Why? That corrupted file contained the 340-some-page manuscript of the book for which I only recently signed a contract for publication. It represented years of research and writing and editing and rewriting and. . . . No! I thought. I’ve worked so hard on this, but I’m not finished yet! Just a while longer and it’ll be done!
Well, you get the picture. I felt like throwing up my hands and my lunch, and just giving up. But I couldn’t. I had signed a contract. I had to find some way to deliver.

The daughter came through. She had me send her the file, and somehow that remains beyond my ability to understand, she recovered or converted the file to its near-original condition. It had lost the original formatting, which meant that I had to go through page by page to restore that, but it sure beat retyping it all. I’m getting deeper and deeper in debt to her, and I just know that one of these days she’s going to call in all those “you-owe-me’s,” and I’ll have to pay the piper. But I’m back up and running now. The chest pains have subsided and the breathing has returned to normal.

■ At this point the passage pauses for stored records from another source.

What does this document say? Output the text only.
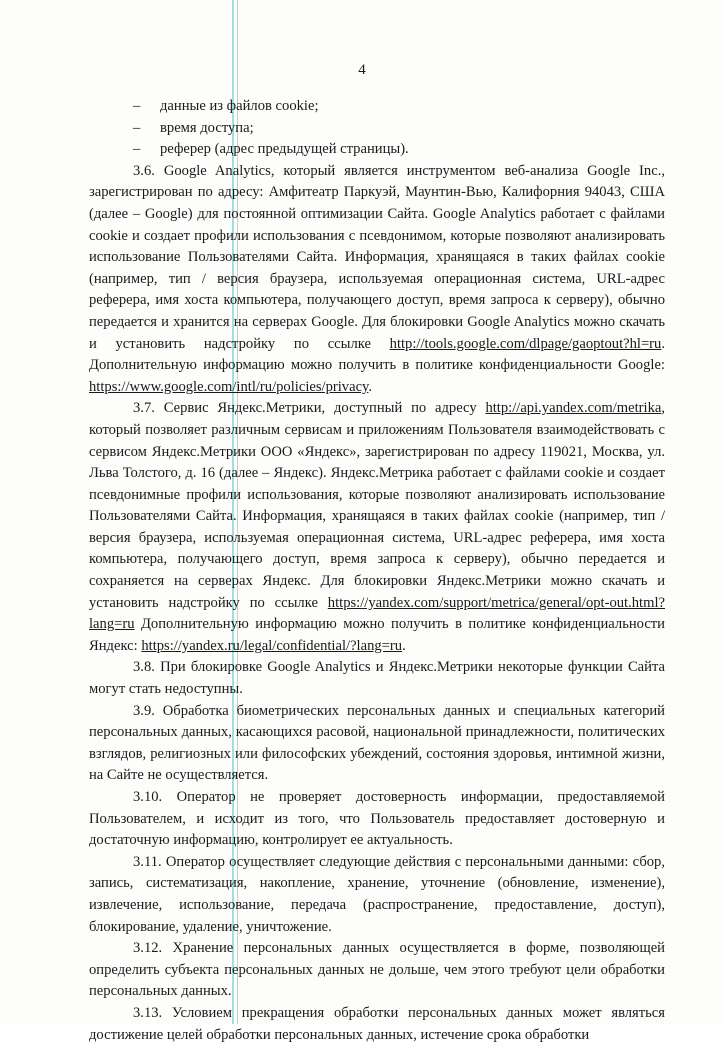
4

– данные из файлов cookie;

– время доступа;

– реферер (адрес предыдущей страницы).

3.6. Google Analytics, который является инструментом веб-анализа Google Inc., зарегистрирован по адресу: Амфитеатр Паркуэй, Маунтин-Вью, Калифорния 94043, США (далее – Google) для постоянной оптимизации Сайта. Google Analytics работает с файлами cookie и создает профили использования с псевдонимом, которые позволяют анализировать использование Пользователями Сайта. Информация, хранящаяся в таких файлах cookie (например, тип / версия браузера, используемая операционная система, URL-адрес реферера, имя хоста компьютера, получающего доступ, время запроса к серверу), обычно передается и хранится на серверах Google. Для блокировки Google Analytics можно скачать и установить надстройку по ссылке http://tools.google.com/dlpage/gaoptout?hl=ru. Дополнительную информацию можно получить в политике конфиденциальности Google: https://www.google.com/intl/ru/policies/privacy.

3.7. Сервис Яндекс.Метрики, доступный по адресу http://api.yandex.com/metrika, который позволяет различным сервисам и приложениям Пользователя взаимодействовать с сервисом Яндекс.Метрики ООО «Яндекс», зарегистрирован по адресу 119021, Москва, ул. Льва Толстого, д. 16 (далее – Яндекс). Яндекс.Метрика работает с файлами cookie и создает псевдонимные профили использования, которые позволяют анализировать использование Пользователями Сайта. Информация, хранящаяся в таких файлах cookie (например, тип / версия браузера, используемая операционная система, URL-адрес реферера, имя хоста компьютера, получающего доступ, время запроса к серверу), обычно передается и сохраняется на серверах Яндекс. Для блокировки Яндекс.Метрики можно скачать и установить надстройку по ссылке https://yandex.com/support/metrica/general/opt-out.html?lang=ru Дополнительную информацию можно получить в политике конфиденциальности Яндекс: https://yandex.ru/legal/confidential/?lang=ru.

3.8. При блокировке Google Analytics и Яндекс.Метрики некоторые функции Сайта могут стать недоступны.

3.9. Обработка биометрических персональных данных и специальных категорий персональных данных, касающихся расовой, национальной принадлежности, политических взглядов, религиозных или философских убеждений, состояния здоровья, интимной жизни, на Сайте не осуществляется.

3.10. Оператор не проверяет достоверность информации, предоставляемой Пользователем, и исходит из того, что Пользователь предоставляет достоверную и достаточную информацию, контролирует ее актуальность.

3.11. Оператор осуществляет следующие действия с персональными данными: сбор, запись, систематизация, накопление, хранение, уточнение (обновление, изменение), извлечение, использование, передача (распространение, предоставление, доступ), блокирование, удаление, уничтожение.

3.12. Хранение персональных данных осуществляется в форме, позволяющей определить субъекта персональных данных не дольше, чем этого требуют цели обработки персональных данных.

3.13. Условием прекращения обработки персональных данных может являться достижение целей обработки персональных данных, истечение срока обработки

Being an old-school dinosaur, I still prefer hard copies of my work, for both writing and reading, over digital forms. My paper files never get corrupted (unless I’m careless with my coffee or peanut butter-and-jelly sandwiches). I never lose them. (Well, perhaps misplace them sometimes, but I always find them where I left them.) It’s a lot harder to lose a stack of 8 1/2 x 11 paper as big as a ream of paper than a nebulous file name on some kind of electronic drive or in the foggy, ethereal clouds or dropped in some virtual box somewhere. The batteries never run out. I don’t have to have a cord, a charger, a converter, or any of the other gadgetry that the electronic toys require.
But I’ll admit that it’s getting harder and harder for old-timer writers like me. Whereas when I first started writing for publication, I pounded on a manual typewriter and sent everything (query letter, manuscript, photos, etc.) via snail mail, today I have only one magazine publisher who requires that the submissions be in hard-copy format. That publication is titled, appropriately, Good Old Days!
Now where did I put that flash drive?!